Потом она поскорей вернулась к Андрюше, сидевшему перед Лениной кухней на четвереньках. Письмо к Нелли она держала наготове.

— Андрюша, я должна тебе сказать тайну. (Дети уже перешли на «ты».) Только отнесись серьезно.

— Чья тайна?

— Наша общая с Леной. Но ты сперва прочти вот это мое письмо. Прочти его поскорей и скажи, что ты о нем думаешь. Письмо надо сегодня же опустить в почтовый ящик! Я буду сидеть, пока ты читаешь, за шкафом.

Маша дала письмо, помчалась к шкафу и спряталась за ним с бьющимся сердцем. Сперва она не решалась даже выглянуть — ведь Андрюша читал ее стихи. Но потом, когда ей показалось, что прошла целая вечность, она высунула голову из-за шкафа. Вот те на! Андрюша отложил письмо в сторону, сидит верхом на стуле и свистит, а на нее и не думает глядеть. У Маши упало сердце. Страшная тоска, такая, какой она в жизни своей не испытывала, защемила ей сердце. Покраснев, робко-робко подошла она сама к Андрюше и стала возле, не решаясь ничего спросить. Андрюша свистел.

— Ты прочитал? — спросила она наконец еле слышно.

— Возьми свое письмо. Ерунда зеленая, — ответил Андрюша, не поворачивая к ней лица.

Это было мщение, мщение за то, что она забыла Мерцу, предала свою волшебную страну из-за какого-то случайного голубоглазого мальчика. Пусть, пусть будет больно, так ей и надо!

Весь остаток вечера Маша гордо сидела одна; но лицо у нее было такое убитое, бледное, несчастное, что Лена, глядя на нее, еле удерживала слезы. А за ужином оказались рябчики и крем. Да еще кофейный крем, самый любимый. И ничего этого Маша не ела.

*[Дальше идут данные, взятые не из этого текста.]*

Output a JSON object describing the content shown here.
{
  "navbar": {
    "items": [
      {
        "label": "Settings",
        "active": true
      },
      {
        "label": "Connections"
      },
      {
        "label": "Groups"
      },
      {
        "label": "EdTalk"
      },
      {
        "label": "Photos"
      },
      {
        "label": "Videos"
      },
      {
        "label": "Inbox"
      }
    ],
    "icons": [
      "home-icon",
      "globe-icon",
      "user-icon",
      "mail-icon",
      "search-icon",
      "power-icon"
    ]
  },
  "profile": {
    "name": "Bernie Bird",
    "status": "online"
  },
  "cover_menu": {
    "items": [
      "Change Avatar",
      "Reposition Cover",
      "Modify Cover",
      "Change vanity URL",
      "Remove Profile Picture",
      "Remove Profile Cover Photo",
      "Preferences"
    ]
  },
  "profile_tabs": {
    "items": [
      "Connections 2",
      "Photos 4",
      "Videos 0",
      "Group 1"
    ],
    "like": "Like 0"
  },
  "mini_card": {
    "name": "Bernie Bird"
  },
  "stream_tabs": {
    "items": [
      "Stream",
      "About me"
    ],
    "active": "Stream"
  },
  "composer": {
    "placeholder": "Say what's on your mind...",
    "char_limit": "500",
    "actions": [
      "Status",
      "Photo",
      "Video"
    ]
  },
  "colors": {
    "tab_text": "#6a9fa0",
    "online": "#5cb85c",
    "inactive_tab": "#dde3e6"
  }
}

Съежившись от боли, она давала себе святую клятву никогда ни для кого не забывать Мерцу и никому больше ничего о ней не рассказывать.

На ночь они с Леной поплакали, и Маша сказала:

— Ничего, Леночка, пусть! Люди все не стоят того, чтобы с ними дружили. Зато подумай — у нас есть Мерца! Наша собственная, никому не известная Мерца. А у них нет ничего.